Working with thatch, you can get a drag harrow. It stirs up that thatch and works your seed into the soil. Tire drags don't stir the seed into the thatch that well. However, putting a tire ontop of the harrow makes the tetth work harder if needed. IT can depend on what is growing there. Some stuff is bulky sized leaves / stems. Some stuff compost quicker. Other stuff can be real fine and be a bit tough to get the seed down enough. Could just be too much of it there. Either the seed doesn't get down low, or the young plant can't grow enough to make it past it. Light rain vs heavy rain can help out too. Of course the dead stuff keeps moisture on the top soil layer. It can be a 2 edged sword.
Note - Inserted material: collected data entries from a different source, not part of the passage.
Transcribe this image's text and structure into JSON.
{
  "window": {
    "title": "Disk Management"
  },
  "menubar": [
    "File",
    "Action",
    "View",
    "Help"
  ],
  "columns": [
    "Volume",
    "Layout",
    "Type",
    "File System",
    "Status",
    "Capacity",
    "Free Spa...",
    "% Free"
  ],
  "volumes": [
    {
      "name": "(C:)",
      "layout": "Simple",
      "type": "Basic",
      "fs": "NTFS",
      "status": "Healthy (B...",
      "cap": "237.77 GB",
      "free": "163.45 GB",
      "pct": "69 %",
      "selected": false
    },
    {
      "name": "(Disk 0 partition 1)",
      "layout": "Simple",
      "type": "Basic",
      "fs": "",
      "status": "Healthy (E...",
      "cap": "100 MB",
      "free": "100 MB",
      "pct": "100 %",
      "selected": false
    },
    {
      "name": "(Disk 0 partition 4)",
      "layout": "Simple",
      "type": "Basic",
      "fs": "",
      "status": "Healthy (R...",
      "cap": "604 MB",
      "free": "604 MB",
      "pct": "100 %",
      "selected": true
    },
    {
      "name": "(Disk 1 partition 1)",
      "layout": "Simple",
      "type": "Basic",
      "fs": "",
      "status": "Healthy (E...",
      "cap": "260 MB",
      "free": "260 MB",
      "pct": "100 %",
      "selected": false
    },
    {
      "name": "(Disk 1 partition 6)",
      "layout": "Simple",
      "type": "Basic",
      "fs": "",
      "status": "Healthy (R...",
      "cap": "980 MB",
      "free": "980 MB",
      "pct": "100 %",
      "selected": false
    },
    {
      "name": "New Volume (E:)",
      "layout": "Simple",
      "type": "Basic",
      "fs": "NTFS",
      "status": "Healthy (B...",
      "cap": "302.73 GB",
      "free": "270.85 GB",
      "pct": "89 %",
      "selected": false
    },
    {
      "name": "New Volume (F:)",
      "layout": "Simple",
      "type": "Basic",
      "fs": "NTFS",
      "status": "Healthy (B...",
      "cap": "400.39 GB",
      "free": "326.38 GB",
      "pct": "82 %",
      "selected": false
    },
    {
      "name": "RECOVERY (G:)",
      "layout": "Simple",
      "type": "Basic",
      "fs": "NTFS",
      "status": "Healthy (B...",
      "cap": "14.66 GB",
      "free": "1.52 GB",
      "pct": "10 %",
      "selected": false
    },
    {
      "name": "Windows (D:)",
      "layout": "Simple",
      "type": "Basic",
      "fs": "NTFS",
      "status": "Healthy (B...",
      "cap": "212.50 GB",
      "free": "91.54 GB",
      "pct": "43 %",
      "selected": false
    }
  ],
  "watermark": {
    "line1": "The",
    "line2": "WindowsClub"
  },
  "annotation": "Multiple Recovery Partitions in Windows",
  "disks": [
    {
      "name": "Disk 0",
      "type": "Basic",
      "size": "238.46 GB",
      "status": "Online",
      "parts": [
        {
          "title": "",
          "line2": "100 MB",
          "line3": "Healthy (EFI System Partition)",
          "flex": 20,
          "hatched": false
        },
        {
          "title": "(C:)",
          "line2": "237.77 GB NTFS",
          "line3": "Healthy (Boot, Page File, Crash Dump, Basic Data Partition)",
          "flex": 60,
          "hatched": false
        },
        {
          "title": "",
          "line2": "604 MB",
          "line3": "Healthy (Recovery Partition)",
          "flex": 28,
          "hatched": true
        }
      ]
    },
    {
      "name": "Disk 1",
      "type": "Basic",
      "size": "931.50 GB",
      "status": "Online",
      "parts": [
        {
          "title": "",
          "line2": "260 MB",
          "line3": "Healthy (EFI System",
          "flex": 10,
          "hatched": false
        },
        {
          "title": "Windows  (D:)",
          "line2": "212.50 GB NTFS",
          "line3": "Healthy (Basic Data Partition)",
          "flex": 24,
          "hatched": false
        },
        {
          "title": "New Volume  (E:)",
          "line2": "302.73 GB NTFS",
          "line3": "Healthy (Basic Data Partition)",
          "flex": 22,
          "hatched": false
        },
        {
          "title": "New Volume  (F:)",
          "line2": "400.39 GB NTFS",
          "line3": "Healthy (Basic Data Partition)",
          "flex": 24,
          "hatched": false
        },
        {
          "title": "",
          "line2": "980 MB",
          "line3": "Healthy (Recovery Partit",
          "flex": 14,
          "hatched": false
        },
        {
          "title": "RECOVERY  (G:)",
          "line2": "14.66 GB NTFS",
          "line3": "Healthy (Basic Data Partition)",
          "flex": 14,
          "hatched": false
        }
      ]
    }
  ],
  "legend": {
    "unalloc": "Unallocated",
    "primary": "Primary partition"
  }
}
Some no till seeds are easier than others. IT doesn't get easier than rye, turnips and some brassicas like daikon raddish are good. Some seeds are nautally very small, so tillage can be hurtful. Like clover. LAdino, medium red, and dutch clover works good.

IF you got the acerage, basic nothing to brag about food plot provide alot more than some shrubs and fruit trees. Minor oak tree maintance, like clearing competiton is another big bang for the buck.

Several years I did a foodplot with just a weedwhacker. I got an ATV, sprayer, cultipacker, lawn roller, discs, and spring tine harrows. Discs are nice for some minimum tillage in clay. Throw the big seeds down, run the dics once maybe twice Then throw the small seeds over it, ten cultipack, drag something like a log or tires, or run the heck out of it with your ATV wheels. I do something similar with my spring harrows and ATV wheels. I got a 1/2 ton truck and a 6x12 enclosed trailer that can only hold maybe 1100lbs, so I can't bring every tool I got. Also got a tow behind mower. Easily my most used implement. I also maintain a few miles of snowmobile trails and a few camper spots at my camp. Sometimes have parties with 3 or 4 campers and 2 or 3 tents onyop of the 20x20 cabin stuffed with people sleeping in there.

If you get the discs, you cna make a wooden box around the discs and add a 12v spreader. The box keeps the seed right on the discs. You can even add some plywood louvers to get the seed right into the the line of soil on the disc. Almost like a funnel. My coworker hot rodded a set of 6ft discs for his tractor. Works good enough He passed up on getting a seed drill. He also added a set of tire to the discs, so they dont dig too deep, much like a depth setting on a seed drill. The same disc will dig differently based on time of year ,soil moisture, or on different soils. Some guys have one tye on the hill and another type by creek beds. Or, like me clay at home sandy at camp.

Tractors don't quite save you time, they make you do more things. Definitely worth it though. Not everyboy needs 4wd or alot of goodies for them. Basic ones can be just fine.

We have several members who put out several acres of quality food with just an ATV and some basic
 
If the land isn't horribly uneven, I wouldn't worry about tilling. Be prepared to see a hundred years of weed seeds to show next year. Not all of them, but there will be surprises. Consider throwing in a hot rate of rye at some point before winter.